V

Vaniglia: Vanilla (see also Sweet, Tarlike)
Component detectable in the "nose" of a wine. The novice taster can compare odours with the vials of artificial ones provided in kit form.

Vegetale: Vegetal
A word applied to wines that smell or taste like plants or green vegetables; too much vegetal character can detract from the enjoyment of a wine.

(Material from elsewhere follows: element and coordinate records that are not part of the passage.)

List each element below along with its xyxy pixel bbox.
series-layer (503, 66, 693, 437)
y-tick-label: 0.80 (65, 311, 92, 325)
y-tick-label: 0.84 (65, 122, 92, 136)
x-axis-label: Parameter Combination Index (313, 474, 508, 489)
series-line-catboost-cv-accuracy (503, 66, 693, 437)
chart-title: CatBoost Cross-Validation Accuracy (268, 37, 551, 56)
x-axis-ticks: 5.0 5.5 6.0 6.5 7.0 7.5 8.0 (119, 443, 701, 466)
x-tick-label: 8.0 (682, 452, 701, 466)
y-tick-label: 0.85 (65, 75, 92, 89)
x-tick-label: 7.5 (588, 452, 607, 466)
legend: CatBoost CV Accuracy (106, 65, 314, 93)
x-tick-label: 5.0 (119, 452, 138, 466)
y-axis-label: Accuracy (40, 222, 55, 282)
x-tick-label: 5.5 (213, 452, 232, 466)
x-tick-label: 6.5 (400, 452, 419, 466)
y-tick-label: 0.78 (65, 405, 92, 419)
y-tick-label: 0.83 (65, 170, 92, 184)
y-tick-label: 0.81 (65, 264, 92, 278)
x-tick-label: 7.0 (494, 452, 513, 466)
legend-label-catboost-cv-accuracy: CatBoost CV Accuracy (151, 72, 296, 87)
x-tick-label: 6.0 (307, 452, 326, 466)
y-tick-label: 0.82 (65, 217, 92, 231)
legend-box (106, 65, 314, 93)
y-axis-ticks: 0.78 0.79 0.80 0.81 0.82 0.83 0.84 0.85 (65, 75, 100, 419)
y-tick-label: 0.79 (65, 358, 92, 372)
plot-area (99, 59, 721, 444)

Velato: Hazy (see also Brilliant, Cloudy, Filter )
Refers to wines with slight particulate content when viewed against the light. Occurs most often in unfiltered or unfined wines where there is no need to worry. If the haziness is intense enough to cause loss of clarity however it may indicate a flawed wine.

Vellutato: Velvety
Smooth and rich in texture. A soft, silky, lush tactile impression found in the best Burgundies and Pinot Noirs.

Vendemmia: Crush
The season, usually September or October in the Northern Hemisphere, when grapes are harvested and crushed.

Green harvest
The practice of removing unripened bunches of grapes in order to reduce the yield per plant and increase the quality. Unlike other plants which will abort excess fruit, such as the peach,the vine will try and ripen the whole crop - which if large will increase the likelihood of producing a dilute wine.

Late Harvest
Wines made from grapes picked later than normal (and therefore with higher sugar content), usually dessert wines. Most late harvest wines contain some residual sugar.

Vinaccia: pomace

Viscoso: viscous, high glycerine content.